While the situation was frustrating at the moment, ultimately, Nowak and his facility were saved by the thoroughness of their procedures. The situation was resolved, and the Joint Commission surveyor observed how the hospital documented the lost device and its return to service.

“We were upfront with the surveyor; we did a post-mortem, and then we PM’d the device and put it back in service,” says Nowak. “The surveyor was fine with everything. When you comply with your policy, and you’ve shown by your documentation to the surveyor that you’ve complied with your policy, you met all aspects. You were 100% compliant.”

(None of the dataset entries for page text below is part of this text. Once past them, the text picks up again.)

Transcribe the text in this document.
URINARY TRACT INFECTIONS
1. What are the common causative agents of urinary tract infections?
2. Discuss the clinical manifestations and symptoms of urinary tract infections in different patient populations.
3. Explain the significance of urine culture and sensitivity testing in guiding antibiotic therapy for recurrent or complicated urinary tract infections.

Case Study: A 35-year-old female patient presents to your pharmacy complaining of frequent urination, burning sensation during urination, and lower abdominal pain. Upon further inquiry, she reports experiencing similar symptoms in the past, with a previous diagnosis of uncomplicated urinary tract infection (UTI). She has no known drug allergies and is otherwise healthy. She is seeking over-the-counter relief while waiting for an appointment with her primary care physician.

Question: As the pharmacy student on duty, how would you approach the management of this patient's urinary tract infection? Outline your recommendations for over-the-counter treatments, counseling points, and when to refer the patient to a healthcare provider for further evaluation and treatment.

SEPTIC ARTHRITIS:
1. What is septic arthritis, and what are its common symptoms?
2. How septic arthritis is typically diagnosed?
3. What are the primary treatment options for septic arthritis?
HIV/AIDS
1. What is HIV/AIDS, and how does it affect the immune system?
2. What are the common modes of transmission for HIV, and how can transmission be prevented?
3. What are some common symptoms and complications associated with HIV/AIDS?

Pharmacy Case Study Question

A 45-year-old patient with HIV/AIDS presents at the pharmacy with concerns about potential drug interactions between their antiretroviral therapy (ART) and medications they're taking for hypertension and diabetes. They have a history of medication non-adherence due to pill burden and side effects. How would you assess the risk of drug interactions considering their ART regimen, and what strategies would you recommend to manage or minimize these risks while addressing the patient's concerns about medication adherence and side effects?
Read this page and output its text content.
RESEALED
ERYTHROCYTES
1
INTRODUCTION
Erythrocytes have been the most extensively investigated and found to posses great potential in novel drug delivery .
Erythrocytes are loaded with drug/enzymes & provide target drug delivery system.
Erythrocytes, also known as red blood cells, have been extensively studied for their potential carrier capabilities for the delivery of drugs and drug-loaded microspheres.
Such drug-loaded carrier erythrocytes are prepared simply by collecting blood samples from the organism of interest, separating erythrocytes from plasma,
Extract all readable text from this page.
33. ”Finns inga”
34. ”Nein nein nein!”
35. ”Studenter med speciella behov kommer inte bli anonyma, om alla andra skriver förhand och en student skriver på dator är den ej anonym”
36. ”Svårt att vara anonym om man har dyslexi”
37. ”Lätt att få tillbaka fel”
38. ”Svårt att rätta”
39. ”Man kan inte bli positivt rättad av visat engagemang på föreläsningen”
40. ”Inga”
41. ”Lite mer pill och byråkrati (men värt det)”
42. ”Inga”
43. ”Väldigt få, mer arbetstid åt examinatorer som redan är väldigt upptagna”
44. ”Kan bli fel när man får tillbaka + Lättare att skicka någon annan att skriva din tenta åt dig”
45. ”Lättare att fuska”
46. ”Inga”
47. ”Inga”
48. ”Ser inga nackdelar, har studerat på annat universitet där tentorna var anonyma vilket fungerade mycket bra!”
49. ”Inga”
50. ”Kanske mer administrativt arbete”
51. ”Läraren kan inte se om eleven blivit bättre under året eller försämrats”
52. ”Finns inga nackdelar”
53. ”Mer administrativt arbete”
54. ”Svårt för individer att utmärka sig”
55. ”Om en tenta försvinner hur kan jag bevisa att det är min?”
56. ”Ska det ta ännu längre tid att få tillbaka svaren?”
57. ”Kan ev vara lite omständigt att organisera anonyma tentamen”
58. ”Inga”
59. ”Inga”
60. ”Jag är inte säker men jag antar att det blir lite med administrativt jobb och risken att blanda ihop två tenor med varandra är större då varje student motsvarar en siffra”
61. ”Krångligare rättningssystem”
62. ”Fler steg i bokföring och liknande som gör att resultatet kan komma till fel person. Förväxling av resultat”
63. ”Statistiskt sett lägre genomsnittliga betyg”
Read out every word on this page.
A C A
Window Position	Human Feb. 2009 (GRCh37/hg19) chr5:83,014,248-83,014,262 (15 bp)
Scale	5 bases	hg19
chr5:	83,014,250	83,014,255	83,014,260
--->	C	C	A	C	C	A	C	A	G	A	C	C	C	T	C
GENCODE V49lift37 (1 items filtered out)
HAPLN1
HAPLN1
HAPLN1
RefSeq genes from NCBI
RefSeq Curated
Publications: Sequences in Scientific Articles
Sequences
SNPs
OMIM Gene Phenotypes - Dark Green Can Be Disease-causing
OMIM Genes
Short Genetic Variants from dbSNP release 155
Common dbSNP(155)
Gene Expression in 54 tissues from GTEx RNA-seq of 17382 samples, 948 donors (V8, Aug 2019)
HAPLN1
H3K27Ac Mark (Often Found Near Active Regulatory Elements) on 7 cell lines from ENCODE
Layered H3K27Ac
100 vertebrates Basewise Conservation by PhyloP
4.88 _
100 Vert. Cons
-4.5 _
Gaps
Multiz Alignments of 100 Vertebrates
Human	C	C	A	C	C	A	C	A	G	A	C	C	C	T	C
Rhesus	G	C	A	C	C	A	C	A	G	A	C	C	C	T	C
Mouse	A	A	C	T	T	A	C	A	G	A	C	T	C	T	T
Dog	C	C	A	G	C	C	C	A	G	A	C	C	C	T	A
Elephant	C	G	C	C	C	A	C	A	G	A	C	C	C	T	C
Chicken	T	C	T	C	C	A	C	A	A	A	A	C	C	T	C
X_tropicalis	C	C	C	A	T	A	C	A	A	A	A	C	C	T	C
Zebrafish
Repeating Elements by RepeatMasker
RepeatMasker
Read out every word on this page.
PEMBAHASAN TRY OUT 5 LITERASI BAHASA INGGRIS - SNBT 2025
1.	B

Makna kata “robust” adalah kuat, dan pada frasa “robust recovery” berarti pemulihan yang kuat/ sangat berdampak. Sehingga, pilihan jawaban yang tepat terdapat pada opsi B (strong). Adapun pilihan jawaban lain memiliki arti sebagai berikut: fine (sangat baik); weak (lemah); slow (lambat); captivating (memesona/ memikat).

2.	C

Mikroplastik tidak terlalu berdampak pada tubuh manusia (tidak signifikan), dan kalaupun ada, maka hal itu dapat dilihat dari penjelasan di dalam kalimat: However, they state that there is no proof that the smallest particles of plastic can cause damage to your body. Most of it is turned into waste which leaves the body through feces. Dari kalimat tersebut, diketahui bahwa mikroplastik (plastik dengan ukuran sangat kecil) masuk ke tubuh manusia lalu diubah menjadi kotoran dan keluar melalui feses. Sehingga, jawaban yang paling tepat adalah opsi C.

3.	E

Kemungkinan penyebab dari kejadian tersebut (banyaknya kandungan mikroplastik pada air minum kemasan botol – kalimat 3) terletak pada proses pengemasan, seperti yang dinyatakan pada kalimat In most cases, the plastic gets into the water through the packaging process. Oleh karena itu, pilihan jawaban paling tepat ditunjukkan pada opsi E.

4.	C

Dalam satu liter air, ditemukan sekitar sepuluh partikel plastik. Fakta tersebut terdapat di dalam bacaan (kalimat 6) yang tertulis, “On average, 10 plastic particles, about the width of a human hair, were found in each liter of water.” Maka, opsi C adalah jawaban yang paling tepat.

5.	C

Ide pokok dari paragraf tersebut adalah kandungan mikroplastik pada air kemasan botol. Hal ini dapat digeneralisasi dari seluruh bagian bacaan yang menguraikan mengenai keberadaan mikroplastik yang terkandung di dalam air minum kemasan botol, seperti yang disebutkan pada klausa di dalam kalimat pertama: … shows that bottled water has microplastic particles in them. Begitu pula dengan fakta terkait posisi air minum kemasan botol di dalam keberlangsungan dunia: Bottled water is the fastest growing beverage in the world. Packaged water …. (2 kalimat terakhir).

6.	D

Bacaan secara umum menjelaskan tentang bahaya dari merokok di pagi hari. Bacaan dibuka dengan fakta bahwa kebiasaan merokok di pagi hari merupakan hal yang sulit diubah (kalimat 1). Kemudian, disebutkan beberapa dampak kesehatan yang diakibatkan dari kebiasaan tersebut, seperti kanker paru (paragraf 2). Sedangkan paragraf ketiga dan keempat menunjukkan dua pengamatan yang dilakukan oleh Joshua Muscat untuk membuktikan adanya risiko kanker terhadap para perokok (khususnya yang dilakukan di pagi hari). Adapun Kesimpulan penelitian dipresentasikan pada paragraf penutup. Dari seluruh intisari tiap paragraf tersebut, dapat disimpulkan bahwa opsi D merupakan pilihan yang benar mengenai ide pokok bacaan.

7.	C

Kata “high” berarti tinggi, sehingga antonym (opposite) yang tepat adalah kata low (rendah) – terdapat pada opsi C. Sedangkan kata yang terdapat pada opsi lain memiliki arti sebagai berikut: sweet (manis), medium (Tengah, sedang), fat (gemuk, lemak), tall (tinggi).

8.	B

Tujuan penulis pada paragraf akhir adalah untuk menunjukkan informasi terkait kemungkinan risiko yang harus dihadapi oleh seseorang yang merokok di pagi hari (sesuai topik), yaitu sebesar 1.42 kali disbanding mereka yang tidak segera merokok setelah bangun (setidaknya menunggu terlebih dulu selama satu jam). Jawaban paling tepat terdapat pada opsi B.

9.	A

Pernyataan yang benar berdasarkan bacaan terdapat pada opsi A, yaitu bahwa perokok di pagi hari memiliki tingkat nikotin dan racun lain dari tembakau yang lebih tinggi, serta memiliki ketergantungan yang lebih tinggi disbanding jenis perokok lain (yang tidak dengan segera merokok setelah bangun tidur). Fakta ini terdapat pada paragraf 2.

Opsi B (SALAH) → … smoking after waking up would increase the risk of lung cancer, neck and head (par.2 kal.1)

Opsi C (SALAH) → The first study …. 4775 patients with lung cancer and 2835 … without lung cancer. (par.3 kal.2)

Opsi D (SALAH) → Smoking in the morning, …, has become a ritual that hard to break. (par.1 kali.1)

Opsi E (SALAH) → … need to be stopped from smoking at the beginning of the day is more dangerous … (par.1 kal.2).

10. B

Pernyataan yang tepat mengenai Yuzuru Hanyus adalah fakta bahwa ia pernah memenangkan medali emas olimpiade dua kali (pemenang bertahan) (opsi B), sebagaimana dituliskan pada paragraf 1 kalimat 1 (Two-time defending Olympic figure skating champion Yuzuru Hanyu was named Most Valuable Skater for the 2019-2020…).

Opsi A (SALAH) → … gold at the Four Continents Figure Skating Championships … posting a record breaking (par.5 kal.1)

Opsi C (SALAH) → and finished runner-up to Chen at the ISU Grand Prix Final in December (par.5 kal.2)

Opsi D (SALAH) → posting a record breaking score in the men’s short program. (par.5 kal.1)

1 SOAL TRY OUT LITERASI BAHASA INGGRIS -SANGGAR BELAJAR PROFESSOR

The Importance of Time Management

Given the shortage of clinical equipment technicians, proper time management needs to be a priority for a hospital when creating a PM program, insiders say. Every manager will prioritize things differently based on the needs and resources at their facility. That prioritization will determine how hard it is to maintain PM compliance. Horn says the hospitals she works with spend about 30%-40% of their time on PMs, roughly 30% on administrative work and projects, and the remaining time on corrective maintenance.

Nowak estimates that at Arkansas Children’s Hospital, which has 350 beds split between a large and small facility, technicians spend 50%-65% of their time on PMs compared to corrective maintenance. He says the smaller facility, with only two full-time techs, spends more time on PMs because equipment breaks down less frequently. But Nowak also emphasizes that good planning is crucial to maintaining that balance, especially with such a small staff.

And planning ahead is something the AAMI PM Guide encourages HTM departments to do. This means ordering parts for upcoming PMs, balancing workloads and schedules for techs, identifying priority PMs on high-risk devices in the month before they are due, and looking for hard-to-locate devices before a PM due date. Also, ensuring that when priority tasks come up, there are enough people scheduled so it isn’t a surprise when someone is on vacation or attending a service school.

Staying on top of a PM schedule, especially when dealing with outside service, is of the utmost importance, says Nowak. “A pitfall is not staying ahead of your outside service PMs and making sure you have your documentation in when you say you’re supposed to have your documentation,” He adds.

Nowak opens his PMs on the 15th of the month before a PM is due and closes them out on the 15th of the month after they are scheduled. He does this because outside service engineers have their own schedule that is outside of his control. Even if they complete their service before the PM is due, it will still take time for them to complete and send in their paperwork. With proper planning and enough of a buffer, Nowak allows enough leeway to stay compliant with his own PM program, he says.

Yes, facilitating a PM program may seem like a never-ending juggling act. But if you stay organized, document well, and follow efficient procedures, you can attain 100% compliance.